Key Experimental Results

Main Results (COCO-Position)

Method Instance Success Avg↑ Image Success Avg↑ mIoU↑ AP↑ AP50↑ AP75↑
GLIGEN 82.6 52.1 69.0 40.5 75.9 39.1
InstanceDiffusion 87.8 65.5 78.1 57.2 83.6 65.5
MIGC++ 86.8 63.4 74.9 48.3 79.2 52.6
CreatiLayout 74.0 42.5 64.9 32.4 61.1 31.6
PlanGen 82.5 50.3 66.2 31.9 74.0 21.5
Ours 92.6 76.1 85.3 70.9 89.1 76.9
  • Compared to the strongest baseline InstanceDiffusion: Layout mIoU +7.2%, AP +13.7%, Image Success Avg +10.6%.

Ablation Study (Training Stages)

Stage Instance Success Avg mIoU AP
Alignment only 88.4 79.1 58.3
+ Hybrid SFT 92.6 85.3 70.9

Key Findings

  • Effectiveness of LELG: By embedding coordinates purely through language (no extra architecture), layout accuracy significantly outperforms all specially designed baselines.
  • Maintenance of General Capabilities: Performance on MMMU and MMBench is on par with the Bagel backbone, indicating that layout control training does not harm general understanding.
  • Role of Coordinate-CFG: \(s_{\text{coord}}\) from 1 to 3 progressively improves positional precision; an optimal point exists (excessive values slightly degrade quality).
  • Necessity of Two-stage Training: The Hybrid SFT stage further improves AP by 12.6% over the Alignment base.

Highlights & Insights

  • The simplicity of the LELG paradigm is impressive: it simplifies the "layout control" problem, which seemingly requires specialized modules, into "inserting coordinates into the prompt"—achieving SOTA layout precision with zero architectural changes.
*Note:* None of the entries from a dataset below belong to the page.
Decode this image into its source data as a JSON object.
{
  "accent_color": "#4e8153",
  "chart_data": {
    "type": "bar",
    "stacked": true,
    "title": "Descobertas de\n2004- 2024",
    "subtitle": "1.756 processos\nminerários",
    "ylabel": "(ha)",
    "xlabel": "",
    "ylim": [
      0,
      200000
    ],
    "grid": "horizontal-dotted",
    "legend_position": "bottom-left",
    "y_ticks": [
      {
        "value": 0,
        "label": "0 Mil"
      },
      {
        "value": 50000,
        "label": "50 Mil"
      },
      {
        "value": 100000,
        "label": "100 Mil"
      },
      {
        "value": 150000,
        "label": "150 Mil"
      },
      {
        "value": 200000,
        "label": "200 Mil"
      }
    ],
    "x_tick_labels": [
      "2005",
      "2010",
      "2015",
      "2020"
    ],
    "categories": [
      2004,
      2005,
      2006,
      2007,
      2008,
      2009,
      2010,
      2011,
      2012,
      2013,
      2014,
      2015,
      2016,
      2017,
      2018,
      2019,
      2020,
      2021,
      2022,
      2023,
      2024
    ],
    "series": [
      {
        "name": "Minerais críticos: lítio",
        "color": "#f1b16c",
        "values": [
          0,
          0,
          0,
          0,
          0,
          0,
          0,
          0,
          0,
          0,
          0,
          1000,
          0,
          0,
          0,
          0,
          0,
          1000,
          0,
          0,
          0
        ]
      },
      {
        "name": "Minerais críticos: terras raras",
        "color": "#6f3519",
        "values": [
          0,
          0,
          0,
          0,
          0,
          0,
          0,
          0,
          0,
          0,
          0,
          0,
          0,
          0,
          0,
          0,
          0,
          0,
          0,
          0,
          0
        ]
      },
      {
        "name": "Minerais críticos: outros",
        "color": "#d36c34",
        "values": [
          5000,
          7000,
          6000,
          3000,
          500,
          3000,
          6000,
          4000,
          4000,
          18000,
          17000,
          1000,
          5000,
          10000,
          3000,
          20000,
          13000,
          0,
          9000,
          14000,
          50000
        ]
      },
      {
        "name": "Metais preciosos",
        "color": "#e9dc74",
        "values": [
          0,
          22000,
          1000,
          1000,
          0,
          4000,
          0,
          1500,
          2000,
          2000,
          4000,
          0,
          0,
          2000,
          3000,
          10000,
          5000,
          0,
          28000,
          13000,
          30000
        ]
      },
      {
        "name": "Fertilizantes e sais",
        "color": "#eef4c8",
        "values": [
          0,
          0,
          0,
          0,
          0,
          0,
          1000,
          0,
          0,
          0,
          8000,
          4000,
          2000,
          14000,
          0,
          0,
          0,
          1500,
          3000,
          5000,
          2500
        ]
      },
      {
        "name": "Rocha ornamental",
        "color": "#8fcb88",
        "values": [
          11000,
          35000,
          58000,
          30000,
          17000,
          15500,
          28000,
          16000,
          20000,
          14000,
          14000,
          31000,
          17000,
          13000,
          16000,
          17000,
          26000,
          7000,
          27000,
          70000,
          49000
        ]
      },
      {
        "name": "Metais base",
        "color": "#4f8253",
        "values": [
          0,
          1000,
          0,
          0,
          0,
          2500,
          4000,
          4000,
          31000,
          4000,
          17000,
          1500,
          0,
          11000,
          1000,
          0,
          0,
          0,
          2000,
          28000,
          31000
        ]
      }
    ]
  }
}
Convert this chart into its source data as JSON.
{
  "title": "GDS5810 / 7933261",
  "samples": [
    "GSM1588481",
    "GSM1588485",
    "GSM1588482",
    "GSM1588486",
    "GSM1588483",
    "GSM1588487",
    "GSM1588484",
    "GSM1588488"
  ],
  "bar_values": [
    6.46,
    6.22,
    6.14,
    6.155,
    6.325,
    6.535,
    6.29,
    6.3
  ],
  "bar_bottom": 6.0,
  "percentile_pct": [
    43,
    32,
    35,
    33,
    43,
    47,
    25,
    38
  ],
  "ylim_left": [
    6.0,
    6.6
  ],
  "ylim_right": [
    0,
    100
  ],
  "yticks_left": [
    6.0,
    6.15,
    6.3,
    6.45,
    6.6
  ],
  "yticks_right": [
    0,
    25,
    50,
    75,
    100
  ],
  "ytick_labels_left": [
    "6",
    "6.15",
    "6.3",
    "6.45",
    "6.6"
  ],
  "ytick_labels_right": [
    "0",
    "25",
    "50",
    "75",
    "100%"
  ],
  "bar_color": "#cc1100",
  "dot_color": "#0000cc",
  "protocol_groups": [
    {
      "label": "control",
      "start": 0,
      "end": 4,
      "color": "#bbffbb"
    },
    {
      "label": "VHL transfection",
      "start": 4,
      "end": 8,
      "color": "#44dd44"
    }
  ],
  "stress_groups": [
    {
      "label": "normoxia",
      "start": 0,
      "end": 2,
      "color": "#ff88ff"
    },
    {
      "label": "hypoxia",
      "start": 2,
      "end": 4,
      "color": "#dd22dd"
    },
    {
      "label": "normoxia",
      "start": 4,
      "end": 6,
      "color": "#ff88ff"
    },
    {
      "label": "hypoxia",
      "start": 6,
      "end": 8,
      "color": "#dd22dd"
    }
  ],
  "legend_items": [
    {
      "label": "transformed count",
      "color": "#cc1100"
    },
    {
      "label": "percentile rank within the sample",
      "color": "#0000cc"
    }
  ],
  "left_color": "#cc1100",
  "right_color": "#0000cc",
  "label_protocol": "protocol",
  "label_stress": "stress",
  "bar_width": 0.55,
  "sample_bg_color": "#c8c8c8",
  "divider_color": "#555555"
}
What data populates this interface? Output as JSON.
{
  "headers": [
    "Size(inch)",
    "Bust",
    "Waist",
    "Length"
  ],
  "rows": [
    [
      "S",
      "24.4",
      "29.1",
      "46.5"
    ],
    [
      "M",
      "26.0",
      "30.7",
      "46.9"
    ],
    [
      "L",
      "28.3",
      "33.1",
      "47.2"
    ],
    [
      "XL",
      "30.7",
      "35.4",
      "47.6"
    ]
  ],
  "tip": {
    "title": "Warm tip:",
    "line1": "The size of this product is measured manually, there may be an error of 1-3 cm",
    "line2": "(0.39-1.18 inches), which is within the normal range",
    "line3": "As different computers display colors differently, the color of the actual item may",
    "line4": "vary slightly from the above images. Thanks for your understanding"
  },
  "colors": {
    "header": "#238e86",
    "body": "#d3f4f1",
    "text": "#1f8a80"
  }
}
This design philosophy suggests a broader insight: many conditional controls that seem to require specialized modules (depth, edges, keypoints) could potentially be unified as part of a language interface.
  • Coordinate-CFG cleverly extends CFG from "semantic guidance" to "spatial guidance" and works independently of text CFG, allowing them to be stacked. This design can be transferred to any generation model that supports CFG.
  • The dataset construction strategy is worth emulating: building new-purpose datasets by reprocessing existing data (LayoutSAM → T2I, Subjects200K → reference-conditioned) efficiently utilizes existing resources.

Limitations & Future Work

  • Discretization of coordinates to three decimal places may lack precision in high-resolution scenarios (an error of about 0.1% of image width).
  • Currently only supports bounding box-level layout control; it does not support finer-grained masks, keypoints, or depth conditions.
  • Dependency on Bagel as a backbone limits it to Bagel's base generation quality and training scale.
  • Requires the specialized construction of the ConsistCompose3M dataset, involving substantial data preparation costs.
  • Performance may degrade in multi-instance scenarios with a high number of instances (e.g., >6); COCO-Position tests up to 6 instances.
  • vs GLIGEN [Li et al., 2023]: GLIGEN introduces bbox constraints using gated Transformer layers, which is an architectural change. ConsistCompose's LELG paradigm is more lightweight and more effective (AP +30.4%).
  • vs InstanceDiffusion [Wang et al., 2024]: InstanceDiffusion achieves instance-level control through multimodal input fusion but remains within the U-Net paradigm. ConsistCompose surpasses it within the Transformer generation paradigm.
  • vs PlanGen [Gong et al., 2024]: PlanGen follows a two-step process of planning the layout then generating the image. ConsistCompose’s end-to-end approach is more unified and yields better results.

Rating

  • Novelty: ⭐⭐⭐⭐⭐ The LELG paradigm is a innovation in layout-controlled generation, unifying spatial control via a language interface.
  • Experimental Thoroughness: ⭐⭐⭐⭐⭐ Comprehensive evaluation across COCO-Position, MS-Bench, GenEval, MMMU, and MMBench.
  • Writing Quality: ⭐⭐⭐⭐ Clear structure, rich diagrams, and sufficient technical detail.
  • Value: ⭐⭐⭐⭐⭐ Provides a simple and effective solution for layout control in unified multimodal models.